The Margalef Index, widely used in the environmental sciences, has been adapted to estimate the richness of the selected international research partners for a given institution. IRN Index reflects the ability of institutions to diversify the geography of their international research network by establishing sustainable research partnerships with other higher education institutions. It also reflects the efficiency of this as we look at the diversity of partner locations against the efforts needed to achieve such a diversity. Specifically, the QS International Research Network (IRN) Index is calculated with the following formula:
IRN Index = L / ln(P),
where P is the distinct count of international partners (higher education institutions) and L is the distinct count international locations represented by them.

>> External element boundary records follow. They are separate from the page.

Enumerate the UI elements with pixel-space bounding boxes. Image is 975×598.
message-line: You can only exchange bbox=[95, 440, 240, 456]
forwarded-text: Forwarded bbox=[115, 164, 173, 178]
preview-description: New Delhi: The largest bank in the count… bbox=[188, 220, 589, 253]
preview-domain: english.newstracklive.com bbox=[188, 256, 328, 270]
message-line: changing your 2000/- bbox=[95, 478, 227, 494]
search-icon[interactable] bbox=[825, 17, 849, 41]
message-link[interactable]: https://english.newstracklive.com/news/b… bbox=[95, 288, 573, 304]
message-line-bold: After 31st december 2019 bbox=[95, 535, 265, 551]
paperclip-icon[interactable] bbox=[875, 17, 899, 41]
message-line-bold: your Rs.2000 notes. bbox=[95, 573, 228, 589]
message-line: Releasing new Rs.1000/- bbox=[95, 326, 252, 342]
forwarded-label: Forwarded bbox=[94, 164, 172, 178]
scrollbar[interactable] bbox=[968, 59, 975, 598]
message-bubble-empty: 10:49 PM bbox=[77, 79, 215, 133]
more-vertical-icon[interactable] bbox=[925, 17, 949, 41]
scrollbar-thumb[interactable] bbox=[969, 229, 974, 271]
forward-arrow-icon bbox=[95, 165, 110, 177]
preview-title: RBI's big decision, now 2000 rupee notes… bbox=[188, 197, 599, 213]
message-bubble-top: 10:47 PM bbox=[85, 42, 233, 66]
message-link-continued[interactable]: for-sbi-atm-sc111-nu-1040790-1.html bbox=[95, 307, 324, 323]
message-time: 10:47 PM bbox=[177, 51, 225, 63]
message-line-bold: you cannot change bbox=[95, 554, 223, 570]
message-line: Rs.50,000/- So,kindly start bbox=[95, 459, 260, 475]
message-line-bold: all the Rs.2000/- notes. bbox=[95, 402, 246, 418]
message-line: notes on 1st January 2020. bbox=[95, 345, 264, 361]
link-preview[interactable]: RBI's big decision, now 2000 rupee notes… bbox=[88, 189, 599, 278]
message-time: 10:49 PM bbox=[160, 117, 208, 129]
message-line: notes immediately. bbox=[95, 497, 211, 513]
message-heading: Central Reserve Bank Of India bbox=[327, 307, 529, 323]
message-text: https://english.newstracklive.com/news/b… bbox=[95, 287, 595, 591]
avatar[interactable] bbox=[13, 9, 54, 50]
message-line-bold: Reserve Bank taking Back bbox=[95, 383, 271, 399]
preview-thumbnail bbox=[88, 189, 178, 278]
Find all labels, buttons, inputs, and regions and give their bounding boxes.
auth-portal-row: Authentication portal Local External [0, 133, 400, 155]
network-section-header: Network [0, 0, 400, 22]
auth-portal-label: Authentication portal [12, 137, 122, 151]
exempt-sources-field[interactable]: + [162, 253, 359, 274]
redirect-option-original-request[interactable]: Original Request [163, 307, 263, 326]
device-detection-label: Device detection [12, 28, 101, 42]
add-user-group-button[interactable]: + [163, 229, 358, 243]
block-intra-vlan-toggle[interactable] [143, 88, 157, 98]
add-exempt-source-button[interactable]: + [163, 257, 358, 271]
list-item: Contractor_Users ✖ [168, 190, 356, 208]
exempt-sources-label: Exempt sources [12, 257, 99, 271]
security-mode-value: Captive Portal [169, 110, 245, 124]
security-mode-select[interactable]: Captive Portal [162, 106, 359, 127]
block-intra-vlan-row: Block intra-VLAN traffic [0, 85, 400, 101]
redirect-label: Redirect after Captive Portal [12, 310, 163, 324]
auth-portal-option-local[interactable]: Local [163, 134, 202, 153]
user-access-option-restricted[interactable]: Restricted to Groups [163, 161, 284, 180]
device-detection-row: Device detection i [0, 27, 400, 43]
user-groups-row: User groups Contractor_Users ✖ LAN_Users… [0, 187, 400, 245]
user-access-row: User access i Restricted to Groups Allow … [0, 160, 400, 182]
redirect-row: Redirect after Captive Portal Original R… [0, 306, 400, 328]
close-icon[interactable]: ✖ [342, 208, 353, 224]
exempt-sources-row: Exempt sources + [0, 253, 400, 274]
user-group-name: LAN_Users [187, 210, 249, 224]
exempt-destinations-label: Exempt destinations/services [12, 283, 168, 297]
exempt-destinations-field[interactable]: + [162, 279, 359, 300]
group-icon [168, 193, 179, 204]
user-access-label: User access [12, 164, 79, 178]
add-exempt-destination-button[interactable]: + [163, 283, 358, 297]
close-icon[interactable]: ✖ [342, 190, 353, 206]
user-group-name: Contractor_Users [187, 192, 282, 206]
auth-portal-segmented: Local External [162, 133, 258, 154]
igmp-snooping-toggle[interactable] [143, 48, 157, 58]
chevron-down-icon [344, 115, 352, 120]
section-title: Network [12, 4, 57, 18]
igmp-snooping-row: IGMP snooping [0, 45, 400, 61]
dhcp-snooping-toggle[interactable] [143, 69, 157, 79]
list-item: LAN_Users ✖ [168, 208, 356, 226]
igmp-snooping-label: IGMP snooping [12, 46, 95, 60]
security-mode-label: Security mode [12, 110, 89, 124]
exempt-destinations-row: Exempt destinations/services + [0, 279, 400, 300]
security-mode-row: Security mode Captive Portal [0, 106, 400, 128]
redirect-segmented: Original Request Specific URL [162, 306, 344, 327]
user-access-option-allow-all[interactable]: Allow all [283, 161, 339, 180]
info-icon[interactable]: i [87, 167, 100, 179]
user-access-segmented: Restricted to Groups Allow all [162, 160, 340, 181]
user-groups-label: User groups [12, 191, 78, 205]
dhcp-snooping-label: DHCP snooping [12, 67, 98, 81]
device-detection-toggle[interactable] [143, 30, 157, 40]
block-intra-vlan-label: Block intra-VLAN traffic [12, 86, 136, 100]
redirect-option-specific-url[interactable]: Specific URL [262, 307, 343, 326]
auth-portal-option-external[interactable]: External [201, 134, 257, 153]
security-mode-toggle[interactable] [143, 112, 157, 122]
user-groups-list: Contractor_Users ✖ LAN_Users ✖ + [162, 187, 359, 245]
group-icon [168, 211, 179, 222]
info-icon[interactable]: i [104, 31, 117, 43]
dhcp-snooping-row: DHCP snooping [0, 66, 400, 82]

In QS World University Rankings and QS University Rankings by Region, this metric considers only sustained partnerships, i.e. those which result in 3 or more joint papers with non-zero citations (excluding self-citations) indexed by Scopus in a five-year period.
As in other cases when citations and papers are processed, IRN Index is normalized by our five faculty areas: it is calculated per each of them and then averaged to ensure that the influence of research publishing cultures is equalized across the different faculty areas. Also, only relevant paper types are considered and our usual affiliation cap is applied.